Taste: I cannot really make out what I am first encountering here. Right from the start, fruits and spices show their wild dance on the palate. Limes, oranges, some vanilla and oak, the mango is a bit more reserved here, but present again and comes along a bit woody, which I like very much. The cinnamon is only weakly pronounced on the palate, but I find very interesting notes of red peppercorns, currants or rose hip. Behind that there are again some citrus peels. Nutmeg and cloves are included; the Plenipotenziario is pleasantly dry and complex on the palate.
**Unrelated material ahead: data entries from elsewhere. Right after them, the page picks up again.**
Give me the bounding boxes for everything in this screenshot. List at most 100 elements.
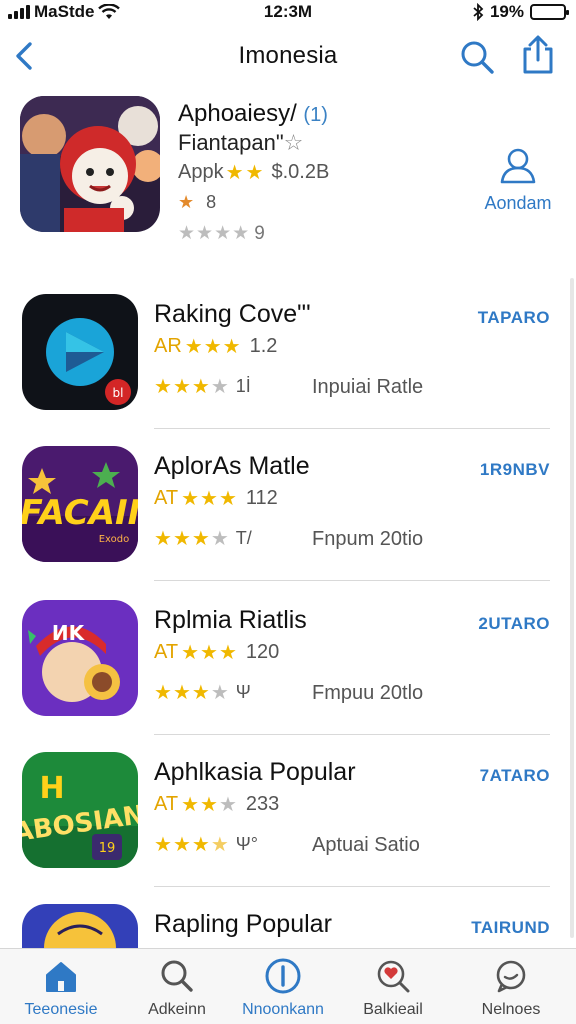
list-item[interactable]: ИK Rplmia Riatlis AT ★ ★ ★ 120 ★ ★ ★ ★ Ψ Fmpuu 2…	[0, 600, 576, 752]
tab-home[interactable]: Teeonesie	[6, 957, 116, 1019]
svg-text:ИK: ИK	[52, 621, 86, 645]
star-icon: ★	[178, 223, 196, 244]
star-icon: ★	[172, 682, 191, 704]
star-icon: ★	[181, 794, 200, 816]
star-icon: ★	[196, 223, 214, 244]
app-name: Rplmia Riatlis	[154, 606, 307, 634]
list-item[interactable]: bl Raking Cove"' AR ★ ★ ★ 1.2 ★ ★ ★ ★ 1İ Inpuiai…	[0, 294, 576, 446]
info-circle-icon	[265, 958, 301, 994]
star-icon: ★	[200, 488, 218, 510]
star-icon: ★	[184, 336, 203, 358]
list-item[interactable]: H ABOSIAN 19 Aphlkasia Popular AT ★ ★ ★ 233 ★ ★…	[0, 752, 576, 904]
svg-text:bl: bl	[113, 386, 124, 400]
tab-favorites[interactable]: Balkieail	[338, 957, 448, 1019]
tab-search[interactable]: Adkeinn	[122, 957, 232, 1019]
app-name: Raking Cove"'	[154, 300, 311, 328]
featured-rating: ★ ★ ★ ★ 9	[178, 222, 265, 245]
tab-messages[interactable]: Nelnoes	[456, 957, 566, 1019]
app-icon[interactable]: bl	[22, 294, 138, 410]
star-icon: ★	[200, 794, 218, 816]
battery-icon	[530, 4, 569, 20]
app-name: Rapling Popular	[154, 910, 332, 938]
featured-price: $.0.2B	[271, 161, 330, 183]
tab-bar: Teeonesie Adkeinn Nnoonkann Balkieail Ne…	[0, 948, 576, 1024]
app-icon[interactable]: ИK	[22, 600, 138, 716]
star-icon: ★	[154, 528, 172, 550]
battery-percent: 19%	[489, 2, 524, 21]
divider	[154, 580, 550, 581]
get-button[interactable]: 2UTARO	[478, 614, 550, 634]
divider	[154, 734, 550, 735]
star-icon: ★	[218, 488, 237, 510]
status-right: 19%	[472, 2, 569, 22]
get-button[interactable]: TAPARO	[478, 308, 550, 328]
star-icon: ★	[172, 834, 191, 856]
list-item[interactable]: FACAII Exodo AplorAs Matle AT ★ ★ ★ 112 ★ ★ ★ ★ T…	[0, 446, 576, 598]
star-icon: ★	[154, 834, 172, 856]
app-name: AplorAs Matle	[154, 452, 310, 480]
app-icon[interactable]	[22, 904, 138, 948]
home-icon	[46, 962, 76, 992]
star-icon: ★	[218, 794, 237, 816]
status-bar: MaStde 12:3M 19%	[0, 0, 576, 24]
add-button[interactable]: Aondam	[478, 146, 558, 214]
app-rating: AR ★ ★ ★ 1.2	[154, 335, 278, 358]
tab-info[interactable]: Nnoonkann	[228, 957, 338, 1019]
app-stars: ★ ★ ★ ★ Ψ°	[154, 834, 258, 856]
app-category: Inpuiai Ratle	[312, 376, 424, 398]
star-icon: ★	[191, 528, 210, 550]
star-icon: ★	[210, 528, 229, 550]
featured-app-icon[interactable]	[20, 96, 160, 232]
bluetooth-icon	[473, 3, 484, 21]
featured-badge: (1)	[303, 104, 328, 126]
app-category: Aptuai Satio	[312, 834, 420, 856]
star-icon: ★	[172, 528, 191, 550]
star-icon: ★	[218, 642, 237, 664]
star-icon: ★	[210, 376, 229, 398]
search-icon[interactable]	[458, 38, 496, 76]
person-icon	[500, 148, 536, 184]
star-icon: ★	[178, 192, 195, 212]
app-icon[interactable]: FACAII Exodo	[22, 446, 138, 562]
svg-text:Exodo: Exodo	[99, 534, 130, 545]
app-rating: AT ★ ★ ★ 112	[154, 487, 278, 510]
star-icon: ★	[172, 376, 191, 398]
featured-app[interactable]: Aphoaiesy/ (1) Fiantapan"☆ Appk ★ ★ $.0.2…	[0, 96, 576, 256]
nav-header: Imonesia	[0, 30, 576, 84]
star-icon: ★	[214, 223, 232, 244]
share-icon[interactable]	[518, 34, 558, 76]
star-outline-icon: ☆	[283, 130, 304, 155]
featured-subtitle: Fiantapan"☆	[178, 130, 304, 155]
app-category: Fmpuu 20tlo	[312, 682, 424, 704]
featured-meta: Appk ★ ★ $.0.2B	[178, 161, 330, 184]
star-icon: ★	[154, 682, 172, 704]
star-icon: ★	[154, 376, 172, 398]
get-button[interactable]: 7ATARO	[480, 766, 550, 786]
featured-meta2: ★ 8	[178, 192, 216, 213]
app-rating: AT ★ ★ ★ 120	[154, 641, 280, 664]
star-icon: ★	[191, 376, 210, 398]
star-icon: ★	[181, 642, 200, 664]
heart-search-icon	[377, 960, 410, 993]
star-icon: ★	[225, 162, 244, 184]
chat-icon	[496, 960, 526, 993]
star-icon: ★	[232, 223, 250, 244]
divider	[154, 886, 550, 887]
app-icon[interactable]: H ABOSIAN 19	[22, 752, 138, 868]
star-icon: ★	[245, 162, 264, 184]
app-stars: ★ ★ ★ ★ T/	[154, 528, 252, 550]
star-icon: ★	[222, 336, 241, 358]
featured-rating-count: 9	[254, 222, 265, 244]
app-stars: ★ ★ ★ ★ Ψ	[154, 682, 251, 704]
star-icon: ★	[191, 682, 210, 704]
divider	[154, 428, 550, 429]
star-icon: ★	[203, 336, 222, 358]
app-stars: ★ ★ ★ ★ 1İ	[154, 376, 251, 398]
app-rating: AT ★ ★ ★ 233	[154, 793, 280, 816]
app-name: Aphlkasia Popular	[154, 758, 356, 786]
get-button[interactable]: TAIRUND	[471, 918, 550, 938]
featured-app-name: Aphoaiesy/ (1)	[178, 100, 328, 127]
add-label: Aondam	[484, 193, 552, 213]
get-button[interactable]: 1R9NBV	[480, 460, 550, 480]
star-icon: ★	[181, 488, 200, 510]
Finish: medium to long with spices, cut apple wood and a little cocoa
Well, do you want to use a rum of this price range in a cocktail? Absolutely! Moreover, here I simply chose a classic Mai Tai, in which the rum with its strong mango aromas really cuts an excellent figure and sets a benchmark. Although I wrote about the Mai Tai a long time ago, here is the recipe again, in which I once again rely on Pierre Ferrand Orange Curacao, but above all, I do not ever want to miss the really best orgeat on the market: the Meneau Orgeat.
Recipe “Mai Tai”:
6 cl Foursquare Plenipotenziario
1.5 cl Pierre Ferrand Orange Curacao
1 cl Meneau Orgeat
0.5 cl sugar syrup
3 cl lime juice
Preparation: Shake all ingredients vigorously on ice and strain into a glass filled with fresh ice.